In the middle of March last year, Los Angeles officials were gearing up to clear an encampment of 200 unhoused persons at Echo Park Lake.
For Denise Velazquez, 53, then an outreach worker with the Los Angeles Homeless Services Authority, her task was clear: Get 10 people indoors.
She helped her clients — who were cold, tired and desperate to shower — pack their bags and sign intake forms. She gave them hope that warmth was around the corner: hotel rooms under Project Roomkey, the state’s program to shelter unhoused people most at risk of catching COVID-19.

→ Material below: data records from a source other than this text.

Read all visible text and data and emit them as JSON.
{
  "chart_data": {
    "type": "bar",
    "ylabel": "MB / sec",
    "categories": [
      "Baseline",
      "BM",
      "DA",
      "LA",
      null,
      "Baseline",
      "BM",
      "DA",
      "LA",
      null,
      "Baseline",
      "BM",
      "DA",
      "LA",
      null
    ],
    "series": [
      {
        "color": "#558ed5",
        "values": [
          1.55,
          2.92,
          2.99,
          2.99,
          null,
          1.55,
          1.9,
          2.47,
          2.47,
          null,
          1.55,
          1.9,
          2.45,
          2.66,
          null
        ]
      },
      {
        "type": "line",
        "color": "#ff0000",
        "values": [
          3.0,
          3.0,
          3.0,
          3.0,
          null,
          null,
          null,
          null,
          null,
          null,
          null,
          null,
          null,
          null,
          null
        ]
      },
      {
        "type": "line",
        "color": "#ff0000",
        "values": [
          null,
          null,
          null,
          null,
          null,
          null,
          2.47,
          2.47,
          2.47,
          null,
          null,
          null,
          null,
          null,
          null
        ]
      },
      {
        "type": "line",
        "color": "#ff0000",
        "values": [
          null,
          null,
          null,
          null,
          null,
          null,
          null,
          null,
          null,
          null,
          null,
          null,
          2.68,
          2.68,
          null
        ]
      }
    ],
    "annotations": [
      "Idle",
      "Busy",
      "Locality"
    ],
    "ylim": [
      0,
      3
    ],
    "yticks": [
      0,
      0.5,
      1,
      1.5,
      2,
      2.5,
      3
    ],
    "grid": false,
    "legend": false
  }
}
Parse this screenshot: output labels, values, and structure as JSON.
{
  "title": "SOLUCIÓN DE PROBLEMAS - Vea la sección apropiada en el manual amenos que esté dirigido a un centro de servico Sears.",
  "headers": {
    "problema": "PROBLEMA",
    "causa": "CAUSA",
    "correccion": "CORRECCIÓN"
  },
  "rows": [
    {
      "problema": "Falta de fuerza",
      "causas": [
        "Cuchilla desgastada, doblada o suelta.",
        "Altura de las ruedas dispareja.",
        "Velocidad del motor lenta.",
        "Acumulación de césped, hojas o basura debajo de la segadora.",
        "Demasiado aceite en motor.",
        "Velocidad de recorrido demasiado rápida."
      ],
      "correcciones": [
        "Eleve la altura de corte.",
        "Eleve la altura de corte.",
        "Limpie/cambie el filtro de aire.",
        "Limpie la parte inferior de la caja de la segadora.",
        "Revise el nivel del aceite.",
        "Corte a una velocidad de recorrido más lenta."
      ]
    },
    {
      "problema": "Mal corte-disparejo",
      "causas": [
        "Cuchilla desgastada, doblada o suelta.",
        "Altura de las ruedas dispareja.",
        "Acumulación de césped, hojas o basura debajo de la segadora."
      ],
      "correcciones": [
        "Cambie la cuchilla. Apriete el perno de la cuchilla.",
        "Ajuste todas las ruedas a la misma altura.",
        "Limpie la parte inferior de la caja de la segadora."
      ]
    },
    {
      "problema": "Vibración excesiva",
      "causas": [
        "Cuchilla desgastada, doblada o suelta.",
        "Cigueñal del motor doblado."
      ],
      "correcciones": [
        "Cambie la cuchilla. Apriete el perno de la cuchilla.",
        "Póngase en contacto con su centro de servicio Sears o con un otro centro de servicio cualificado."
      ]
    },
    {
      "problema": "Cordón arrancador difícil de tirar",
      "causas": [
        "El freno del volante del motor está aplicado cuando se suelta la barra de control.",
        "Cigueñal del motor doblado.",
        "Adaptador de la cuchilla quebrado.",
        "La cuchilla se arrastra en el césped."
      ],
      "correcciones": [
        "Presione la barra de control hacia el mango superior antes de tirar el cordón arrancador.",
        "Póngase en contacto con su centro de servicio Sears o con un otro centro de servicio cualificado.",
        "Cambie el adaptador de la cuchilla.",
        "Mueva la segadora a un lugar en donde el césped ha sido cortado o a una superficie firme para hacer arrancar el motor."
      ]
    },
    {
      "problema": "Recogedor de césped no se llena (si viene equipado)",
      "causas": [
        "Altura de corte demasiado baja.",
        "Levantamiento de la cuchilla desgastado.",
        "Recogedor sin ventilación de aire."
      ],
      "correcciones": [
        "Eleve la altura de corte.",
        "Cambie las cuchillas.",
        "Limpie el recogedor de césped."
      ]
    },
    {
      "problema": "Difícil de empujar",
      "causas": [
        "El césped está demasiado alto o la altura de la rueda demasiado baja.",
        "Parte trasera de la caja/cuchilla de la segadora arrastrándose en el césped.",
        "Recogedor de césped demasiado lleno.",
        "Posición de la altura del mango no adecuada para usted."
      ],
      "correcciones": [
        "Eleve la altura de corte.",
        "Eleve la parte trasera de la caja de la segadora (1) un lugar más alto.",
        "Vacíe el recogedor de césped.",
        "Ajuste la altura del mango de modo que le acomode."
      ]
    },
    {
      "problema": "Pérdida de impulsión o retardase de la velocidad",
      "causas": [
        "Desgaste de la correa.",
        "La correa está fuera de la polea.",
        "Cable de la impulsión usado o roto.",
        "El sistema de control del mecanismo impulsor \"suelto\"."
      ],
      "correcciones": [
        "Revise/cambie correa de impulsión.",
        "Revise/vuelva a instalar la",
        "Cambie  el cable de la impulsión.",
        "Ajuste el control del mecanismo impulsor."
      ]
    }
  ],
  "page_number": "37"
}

But orders changed overnight. Her agency had access to only three beds, and when she told her clients, they yelled, spit and lunged at her partner. Velazquez says she broke their trust — and that broke her heart.
“My stomach is feeling so uncomfortable and heart broken,” Velazquez wrote in an email to her supervisor on March 18, 2021.
LAHSA spokesperson Ahmad Chapman said various local service providers placed 176 of those at the Echo Park encampment in interim housing programs.
In the weeks that followed, Velazquez said her health deteriorated. Her blood pressure spiked, her diabetes worsened, and her anxiety and depression spiraled. Her employer granted her a medical leave of absence, but therapy revealed that the only way to heal, she said, was to quit. Abandoning her clients broke her heart all over again.
Turnover has long plagued the homeless services field. COVID-19 has only made the problem worse as the omicron surge causes worker shortages across California’s economy. And without enough service workers, the state’s ambitious, multibillion-dollar strategy for reducing homelessness is unlikely to work.
Most people who enter social work know to expect small paychecks; they’re driven by compassion and a desire for positive change. But caring too much can be crushing when housing is elusive, mental health services scant, and communication splintered among the myriad entities who decide the fate of the unhoused.
“We’re paying these folks pennies on the dollar to burn themselves out completely,” said Tami McVay, assistant program director at Self-Help Enterprises, which serves lower-income communities in the San Joaquin Valley.